Class-specific performance is also important in medicine and biology. Sensitivity is the percentage of true defaulters that are identified. The specificity is the percentage of non-defaulters that are correctly identified. 

The Bayes classifier, and by extension LDA, uses a threshold of 50\% for the posterior probability of default in order to assign an observation to the default class. This threshold can be changed!

\begin{enumerate}
    \item False positive rate: type I error, 1 - specificity
    \item True positive rate: 1 - Type II error, power, sensitivity
\end{enumerate}

\subsubsection{Quadratic discriminant analysis}
LDA assumes that the observations within each class are drawn from a multivariate Gaussian distribution with a class-specific mean vecotr and a covariance matrix that is common to all $K$ classes. Quadratic discriminant analysis (QDA) assumes that each class has its own covariance matrix. Under this assumption, the Bayes classifier assigns an observation $X = x$ to the class for which
\[
\delta_k(x) = -\frac{1}{2}(x - \mu_k)^T \mathbf{\Sigma}_k^{-1}(x - \mu_k) - \frac{1}{2}\log |\mathbf{\Sigma}_k| + \log \pi_k
\]
\[
= -\frac{1}{2}x^T \mathbf{\Sigma}_k^{-1}x + x^T \mathbf{\Sigma}_k^{-1}\mu_k - 
\frac{1}{2}\mu_k^T \mathbf{\Sigma}_k^{-1}\mu_k - \frac{1}{2}\log|\mathbf{\Sigma}_k| + \log \pi_k
\]
is the largest. 

Why would one prefer LDA to QDA, or vice versa? The answer lies in the bias-variance trade-off. LDA is much less flexible classifier than QDA, and so has substantially lower variance. LDA can suffer from high bias. LDA tends to be a better bet than QDA if there are relatively few training observations.

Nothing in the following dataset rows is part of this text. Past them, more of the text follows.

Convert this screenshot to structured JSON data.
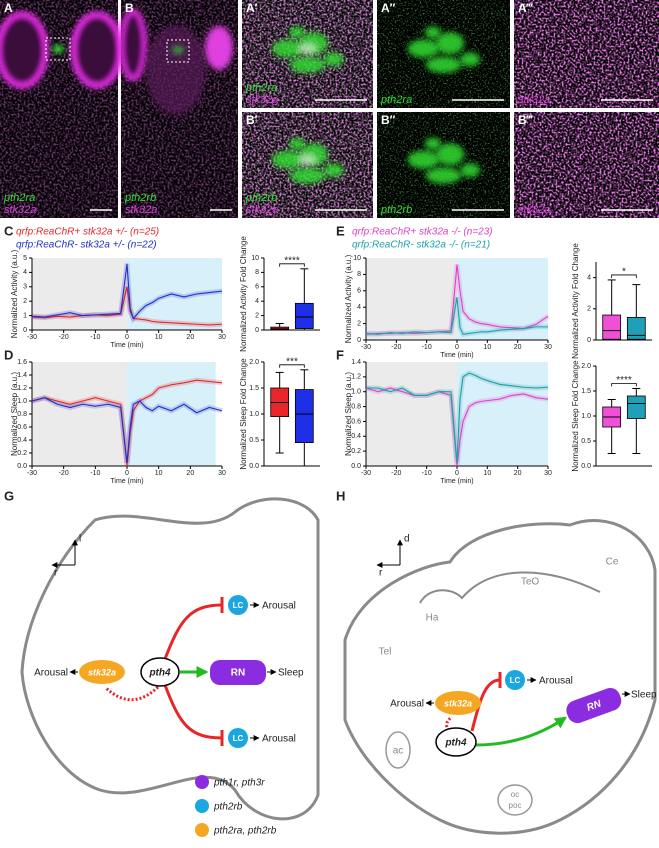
{
  "panels": [
    {
      "letter": "A",
      "labels": [
        {
          "text": "pth2ra",
          "color": "#33dd33"
        },
        {
          "text": "stk32a",
          "color": "#e040e0"
        }
      ]
    },
    {
      "letter": "B",
      "labels": [
        {
          "text": "pth2rb",
          "color": "#33dd33"
        },
        {
          "text": "stk32a",
          "color": "#e040e0"
        }
      ]
    },
    {
      "letter": "A′",
      "labels": [
        {
          "text": "pth2ra",
          "color": "#33dd33"
        },
        {
          "text": "stk32a",
          "color": "#e040e0"
        }
      ]
    },
    {
      "letter": "A″",
      "labels": [
        {
          "text": "pth2ra",
          "color": "#33dd33"
        }
      ]
    },
    {
      "letter": "A‴",
      "labels": [
        {
          "text": "stk32a",
          "color": "#e040e0"
        }
      ]
    },
    {
      "letter": "B′",
      "labels": [
        {
          "text": "pth2rb",
          "color": "#33dd33"
        },
        {
          "text": "stk32a",
          "color": "#e040e0"
        }
      ]
    },
    {
      "letter": "B″",
      "labels": [
        {
          "text": "pth2rb",
          "color": "#33dd33"
        }
      ]
    },
    {
      "letter": "B‴",
      "labels": [
        {
          "text": "stk32a",
          "color": "#e040e0"
        }
      ]
    }
  ],
  "chart_data": [
    {
      "type": "line",
      "letter": "C",
      "ylabel": "Normalized Activity (a.u.)",
      "xlabel": "Time (min)",
      "xlim": [
        -30,
        30
      ],
      "xticks": [
        -30,
        -20,
        -10,
        0,
        10,
        20,
        30
      ],
      "ylim": [
        0,
        5
      ],
      "yticks": [
        0,
        1,
        2,
        3,
        4,
        5
      ],
      "regions": [
        {
          "from": -30,
          "to": 0,
          "color": "#ebebeb"
        },
        {
          "from": 0,
          "to": 30,
          "color": "#d8f0fa"
        }
      ],
      "x": [
        -30,
        -26,
        -22,
        -18,
        -14,
        -10,
        -6,
        -2,
        0,
        1,
        2,
        4,
        6,
        8,
        10,
        14,
        18,
        22,
        26,
        30
      ],
      "series": [
        {
          "name": "qrfp:ReaChR+ stk32a +/- (n=25)",
          "color": "#e8262a",
          "values": [
            0.9,
            0.85,
            0.95,
            0.9,
            1.0,
            1.05,
            1.0,
            1.1,
            3.0,
            1.3,
            0.8,
            0.75,
            0.7,
            0.6,
            0.55,
            0.5,
            0.45,
            0.4,
            0.35,
            0.4
          ]
        },
        {
          "name": "qrfp:ReaChR- stk32a +/- (n=22)",
          "color": "#1f2fc8",
          "values": [
            0.95,
            0.9,
            1.05,
            1.2,
            1.0,
            1.05,
            1.1,
            1.15,
            4.6,
            1.5,
            0.8,
            1.3,
            1.7,
            1.9,
            2.2,
            2.5,
            2.3,
            2.5,
            2.6,
            2.7
          ]
        }
      ]
    },
    {
      "type": "box",
      "ylabel": "Normalized Activity Fold Change",
      "ylim": [
        0,
        10
      ],
      "yticks": [
        0,
        2,
        4,
        6,
        8,
        10
      ],
      "significance": "****",
      "boxes": [
        {
          "color": "#e8262a",
          "min": 0,
          "q1": 0.05,
          "median": 0.15,
          "q3": 0.4,
          "max": 0.9
        },
        {
          "color": "#1f2fe8",
          "min": 0,
          "q1": 0.2,
          "median": 1.8,
          "q3": 3.7,
          "max": 8.5
        }
      ]
    },
    {
      "type": "line",
      "letter": "D",
      "ylabel": "Normalized Sleep (a.u.)",
      "xlabel": "Time (min)",
      "xlim": [
        -30,
        30
      ],
      "xticks": [
        -30,
        -20,
        -10,
        0,
        10,
        20,
        30
      ],
      "ylim": [
        0,
        1.6
      ],
      "yticks": [
        {
          "value": 0,
          "label": "0.0"
        },
        0.2,
        0.4,
        0.6,
        0.8,
        {
          "value": 1,
          "label": "1.0"
        },
        1.2,
        1.4,
        1.6
      ],
      "regions": [
        {
          "from": -30,
          "to": 0,
          "color": "#ebebeb"
        },
        {
          "from": 0,
          "to": 28,
          "color": "#d8f0fa"
        }
      ],
      "x": [
        -30,
        -26,
        -22,
        -18,
        -14,
        -10,
        -6,
        -2,
        0,
        1,
        2,
        4,
        6,
        8,
        10,
        14,
        18,
        22,
        26,
        30
      ],
      "series": [
        {
          "name": null,
          "color": "#e8262a",
          "values": [
            1.0,
            1.05,
            1.0,
            0.95,
            1.0,
            1.05,
            1.0,
            0.95,
            0.0,
            0.5,
            0.85,
            1.0,
            1.05,
            1.1,
            1.2,
            1.25,
            1.28,
            1.32,
            1.3,
            1.28
          ]
        },
        {
          "name": null,
          "color": "#1f2fc8",
          "values": [
            1.0,
            1.05,
            0.95,
            0.9,
            0.95,
            0.92,
            0.95,
            0.9,
            0.05,
            0.6,
            0.95,
            1.0,
            0.9,
            0.85,
            0.92,
            0.85,
            0.95,
            0.82,
            0.9,
            0.85
          ]
        }
      ]
    },
    {
      "type": "box",
      "ylabel": "Normalized Sleep Fold Change",
      "ylim": [
        0,
        2
      ],
      "yticks": [
        {
          "value": 0,
          "label": "0.0"
        },
        0.5,
        {
          "value": 1,
          "label": "1.0"
        },
        1.5,
        {
          "value": 2,
          "label": "2.0"
        }
      ],
      "significance": "***",
      "boxes": [
        {
          "color": "#e8262a",
          "min": 0.25,
          "q1": 0.95,
          "median": 1.22,
          "q3": 1.5,
          "max": 1.8
        },
        {
          "color": "#1f2fe8",
          "min": 0,
          "q1": 0.45,
          "median": 1.0,
          "q3": 1.47,
          "max": 1.85
        }
      ]
    },
    {
      "type": "line",
      "letter": "E",
      "ylabel": "Normalized Activity (a.u.)",
      "xlabel": "Time (min)",
      "xlim": [
        -30,
        30
      ],
      "xticks": [
        -30,
        -20,
        -10,
        0,
        10,
        20,
        30
      ],
      "ylim": [
        0,
        10
      ],
      "yticks": [
        0,
        2,
        4,
        6,
        8,
        10
      ],
      "regions": [
        {
          "from": -30,
          "to": 0,
          "color": "#ebebeb"
        },
        {
          "from": 0,
          "to": 30,
          "color": "#d8f0fa"
        }
      ],
      "x": [
        -30,
        -26,
        -22,
        -18,
        -14,
        -10,
        -6,
        -2,
        0,
        1,
        2,
        4,
        6,
        8,
        10,
        14,
        18,
        22,
        26,
        30
      ],
      "series": [
        {
          "name": "qrfp:ReaChR+ stk32a -/- (n=23)",
          "color": "#e040c8",
          "values": [
            0.7,
            0.8,
            0.8,
            0.9,
            0.8,
            0.9,
            1.0,
            1.1,
            9.2,
            6.0,
            3.5,
            2.6,
            2.2,
            2.0,
            1.9,
            1.6,
            1.5,
            1.4,
            1.9,
            2.9
          ]
        },
        {
          "name": "qrfp:ReaChR- stk32a -/- (n=21)",
          "color": "#1fa0a8",
          "values": [
            0.8,
            0.7,
            0.9,
            0.8,
            1.0,
            0.9,
            1.0,
            0.9,
            5.2,
            1.5,
            0.7,
            0.8,
            0.9,
            1.0,
            1.0,
            1.2,
            1.3,
            1.4,
            1.6,
            1.6
          ]
        }
      ]
    },
    {
      "type": "box",
      "ylabel": "Normalized Activity Fold Change",
      "ylim": [
        0,
        5
      ],
      "yticks": [
        0,
        2,
        4
      ],
      "significance": "*",
      "boxes": [
        {
          "color": "#f050d8",
          "min": 0,
          "q1": 0.05,
          "median": 0.6,
          "q3": 1.6,
          "max": 3.85
        },
        {
          "color": "#1fa0b8",
          "min": 0,
          "q1": 0.05,
          "median": 0.3,
          "q3": 1.45,
          "max": 3.55
        }
      ]
    },
    {
      "type": "line",
      "letter": "F",
      "ylabel": "Normalized Sleep (a.u.)",
      "xlabel": "Time (min)",
      "xlim": [
        -30,
        30
      ],
      "xticks": [
        -30,
        -20,
        -10,
        0,
        10,
        20,
        30
      ],
      "ylim": [
        0,
        1.4
      ],
      "yticks": [
        {
          "value": 0,
          "label": "0.0"
        },
        0.2,
        0.4,
        0.6,
        0.8,
        {
          "value": 1,
          "label": "1.0"
        },
        1.2,
        1.4
      ],
      "regions": [
        {
          "from": -30,
          "to": 0,
          "color": "#ebebeb"
        },
        {
          "from": 0,
          "to": 30,
          "color": "#d8f0fa"
        }
      ],
      "x": [
        -30,
        -26,
        -22,
        -18,
        -14,
        -10,
        -6,
        -2,
        0,
        1,
        2,
        4,
        6,
        8,
        10,
        14,
        18,
        22,
        26,
        30
      ],
      "series": [
        {
          "name": null,
          "color": "#e040c8",
          "values": [
            1.05,
            1.0,
            1.05,
            1.0,
            0.95,
            0.95,
            1.0,
            0.95,
            0.0,
            0.35,
            0.6,
            0.8,
            0.85,
            0.87,
            0.88,
            0.9,
            0.95,
            0.97,
            0.92,
            0.9
          ]
        },
        {
          "name": null,
          "color": "#1fa0a8",
          "values": [
            1.05,
            1.05,
            1.0,
            1.05,
            0.95,
            0.95,
            1.0,
            1.0,
            0.05,
            0.9,
            1.2,
            1.25,
            1.22,
            1.18,
            1.15,
            1.1,
            1.08,
            1.06,
            1.05,
            1.06
          ]
        }
      ]
    },
    {
      "type": "box",
      "ylabel": "Normalized Sleep Fold Change",
      "ylim": [
        0,
        2
      ],
      "yticks": [
        {
          "value": 0,
          "label": "0.0"
        },
        0.5,
        {
          "value": 1,
          "label": "1.0"
        },
        1.5,
        {
          "value": 2,
          "label": "2.0"
        }
      ],
      "significance": "****",
      "boxes": [
        {
          "color": "#f050d8",
          "min": 0.25,
          "q1": 0.78,
          "median": 0.98,
          "q3": 1.18,
          "max": 1.33
        },
        {
          "color": "#1fa0b8",
          "min": 0.25,
          "q1": 0.95,
          "median": 1.25,
          "q3": 1.4,
          "max": 1.55
        }
      ]
    }
  ],
  "diagrams": {
    "G": {
      "letter": "G",
      "axis_up": "l",
      "axis_left": "r",
      "lc_1": "LC",
      "arousal_1": "Arousal",
      "rn": "RN",
      "sleep": "Sleep",
      "pth4": "pth4",
      "stk32a": "stk32a",
      "arousal_left": "Arousal",
      "lc_2": "LC",
      "arousal_2": "Arousal",
      "legend": [
        "pth1r, pth3r",
        "pth2rb",
        "pth2ra, pth2rb"
      ]
    },
    "H": {
      "letter": "H",
      "axis_up": "d",
      "axis_left": "r",
      "teo": "TeO",
      "ce": "Ce",
      "ha": "Ha",
      "tel": "Tel",
      "lc": "LC",
      "arousal": "Arousal",
      "stk32a": "stk32a",
      "arousal_left": "Arousal",
      "pth4": "pth4",
      "rn": "RN",
      "sleep": "Sleep",
      "ac": "ac",
      "oc": "oc",
      "poc": "poc"
    }
  }
}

\subsection{A comparison of classification methods}
We have discussed the K-nearest neighbors method (KNN), logistic regression, LDA and QDA. 

Both logistic regression and LDA produce linear decision boundaries. KNN is expected to dominate LDA and logistic regression when the decision boundary is highly non-linear.